Kota Bekasi, 1 Mei 2026 — Penertiban penjaga perlintasan kereta di kawasan Ampera–Bulak Kapal tidak berdiri sendiri, tetapi menjadi bagian dari langkah lebih besar dalam penataan sistem transportasi di Kota Bekasi.
Pemerintah Kota Bekasi menilai bahwa perlintasan sebidang merupakan salah satu titik krusial dalam tata kelola lalu lintas perkotaan, karena berpotensi menimbulkan kemacetan sekaligus risiko kecelakaan.
Perlintasan Sebidang dan Tantangan Kota Berkembang
Seiring meningkatnya volume kendaraan, keberadaan perlintasan sebidang semakin menjadi tantangan di kota-kota berkembang seperti Bekasi.
Interaksi langsung antara kendaraan dan kereta api menuntut pengelolaan yang lebih sistematis agar tidak mengganggu kelancaran mobilitas.
Penertiban penjagaan non-resmi menjadi langkah awal untuk memastikan pengelolaan dilakukan secara terstruktur.
Langkah Sementara Menuju Infrastruktur Permanen
Penataan di Bulak Kapal dilakukan sebagai solusi jangka pendek sambil menunggu pembangunan flyover yang direncanakan menjadi solusi permanen.

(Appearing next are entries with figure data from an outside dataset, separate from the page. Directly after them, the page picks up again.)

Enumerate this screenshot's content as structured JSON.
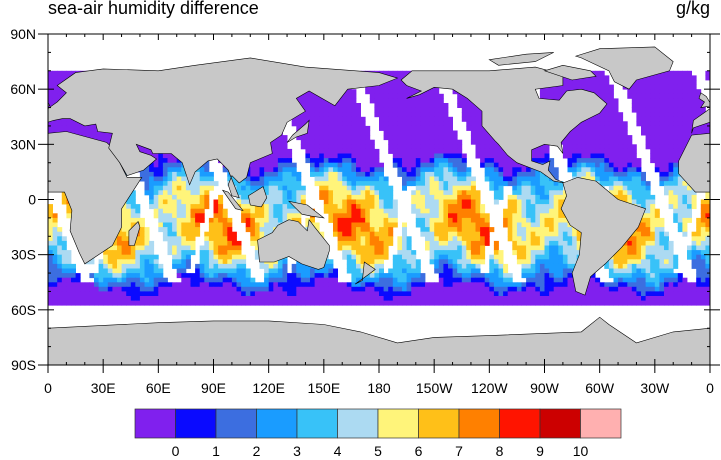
{
  "title": "sea-air humidity difference",
  "units": "g/kg",
  "map": {
    "projection": "cylindrical equidistant",
    "lon_range": [
      0,
      360
    ],
    "lat_range": [
      -90,
      90
    ],
    "land_color": "#c8c8c8",
    "missing_color": "#ffffff",
    "y_tick_labels": [
      "90N",
      "60N",
      "30N",
      "0",
      "30S",
      "60S",
      "90S"
    ],
    "x_tick_labels": [
      "0",
      "30E",
      "60E",
      "90E",
      "120E",
      "150E",
      "180",
      "150W",
      "120W",
      "90W",
      "60W",
      "30W",
      "0"
    ]
  },
  "colorbar": {
    "levels": [
      "0",
      "1",
      "2",
      "3",
      "4",
      "5",
      "6",
      "7",
      "8",
      "9",
      "10"
    ],
    "colors": [
      "#8020ee",
      "#0a0aff",
      "#3c6ee0",
      "#1a9cff",
      "#38c2f8",
      "#acdaf2",
      "#fff47a",
      "#ffc018",
      "#ff8000",
      "#ff1400",
      "#cc0000",
      "#ffb0b0"
    ]
  }
}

Flyover tersebut diharapkan mampu memisahkan arus kendaraan dari jalur kereta, sehingga potensi konflik dapat dihilangkan.
Integrasi dalam Sistem Transportasi
Penanganan perlintasan ini juga berkaitan dengan upaya integrasi sistem transportasi yang lebih luas.

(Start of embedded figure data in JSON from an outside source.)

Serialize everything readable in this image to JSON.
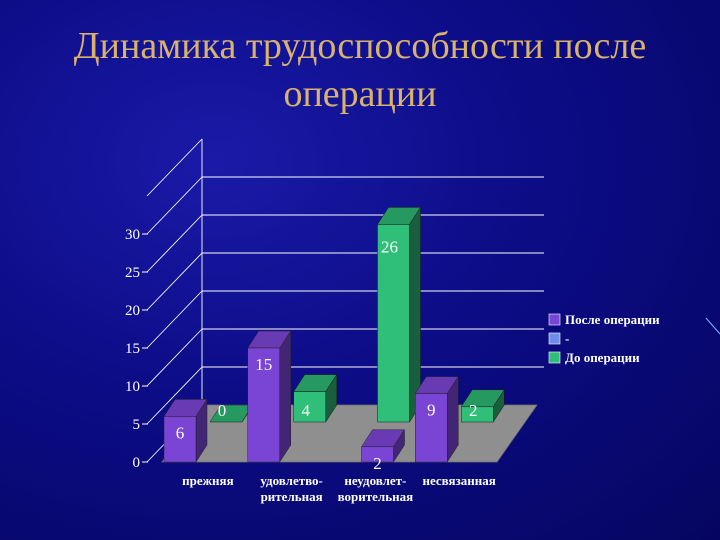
{
  "slide": {
    "title_line1": "Динамика трудоспособности после",
    "title_line2": "операции"
  },
  "colors": {
    "background": "#0c0c86",
    "title": "#d9b26c",
    "floor": "#8f8f8f",
    "after_series": "#7a44d4",
    "before_series": "#2fbf79",
    "axis_text": "#ffffff"
  },
  "chart_data": {
    "type": "bar",
    "style": "3d-clustered",
    "categories": [
      "прежняя",
      "удовлетво-\nрительная",
      "неудовлет-\nворительная",
      "несвязанная"
    ],
    "series": [
      {
        "name": "После операции",
        "values": [
          6,
          15,
          2,
          9
        ],
        "color": "#7a44d4"
      },
      {
        "name": "-",
        "values": [
          null,
          null,
          null,
          null
        ],
        "color": "#6f8fe6"
      },
      {
        "name": "До операции",
        "values": [
          0,
          4,
          26,
          2
        ],
        "color": "#2fbf79"
      }
    ],
    "y_ticks": [
      0,
      5,
      10,
      15,
      20,
      25,
      30
    ],
    "ylim": [
      0,
      30
    ],
    "grid": true,
    "legend_position": "right"
  }
}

Koordinasi antara pemerintah kota, provinsi, dan instansi terkait menjadi penting agar kebijakan yang diambil tidak bersifat parsial.
Perlu Dukungan Fasilitas dan Teknologi
Selain penempatan petugas resmi, penguatan fasilitas seperti rambu, sistem peringatan, dan pengawasan menjadi bagian penting dalam menciptakan perlintasan yang aman.

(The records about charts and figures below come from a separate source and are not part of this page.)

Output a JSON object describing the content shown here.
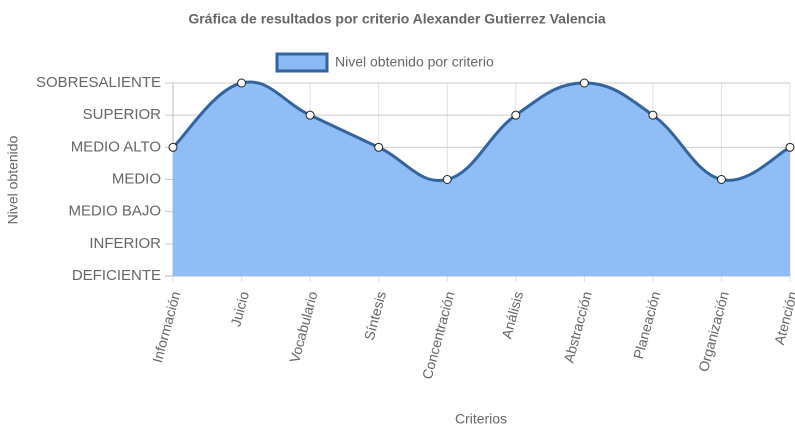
{
  "chart_data": {
    "type": "area",
    "title": "Gráfica de resultados por criterio Alexander Gutierrez Valencia",
    "x_label": "Criterios",
    "y_label": "Nivel obtenido",
    "categories": [
      "Información",
      "Juicio",
      "Vocabulario",
      "Síntesis",
      "Concentración",
      "Análisis",
      "Abstracción",
      "Planeación",
      "Organización",
      "Atención"
    ],
    "series": [
      {
        "name": "Nivel obtenido por criterio",
        "color": "#34649c",
        "fill": "#8ab9f5",
        "values": [
          4,
          6,
          5,
          4,
          3,
          5,
          6,
          5,
          3,
          4
        ]
      }
    ],
    "ylim": [
      0,
      6
    ],
    "yticks": [
      {
        "value": 0,
        "label": "DEFICIENTE"
      },
      {
        "value": 1,
        "label": "INFERIOR"
      },
      {
        "value": 2,
        "label": "MEDIO BAJO"
      },
      {
        "value": 3,
        "label": "MEDIO"
      },
      {
        "value": 4,
        "label": "MEDIO ALTO"
      },
      {
        "value": 5,
        "label": "SUPERIOR"
      },
      {
        "value": 6,
        "label": "SOBRESALIENTE"
      }
    ],
    "grid": true,
    "legend": "top"
  }
}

Pendekatan ini diharapkan dapat mengurangi ketergantungan pada pengaturan manual di lapangan.
Menuju Tata Kota yang Lebih Tertib
Penertiban ini mencerminkan upaya pemerintah dalam membangun tata kota yang lebih tertib dan terencana.
Perlintasan yang aman dan tertata menjadi bagian dari kualitas infrastruktur yang mendukung aktivitas masyarakat.
Ujian pada Konsistensi Kebijakan
Keberhasilan penataan ini tidak hanya bergantung pada kebijakan awal, tetapi juga pada konsistensi pelaksanaan dan pengawasan.
Jika dijalankan secara berkelanjutan, langkah ini dapat menjadi model penanganan perlintasan di titik lain di Kota Bekasi.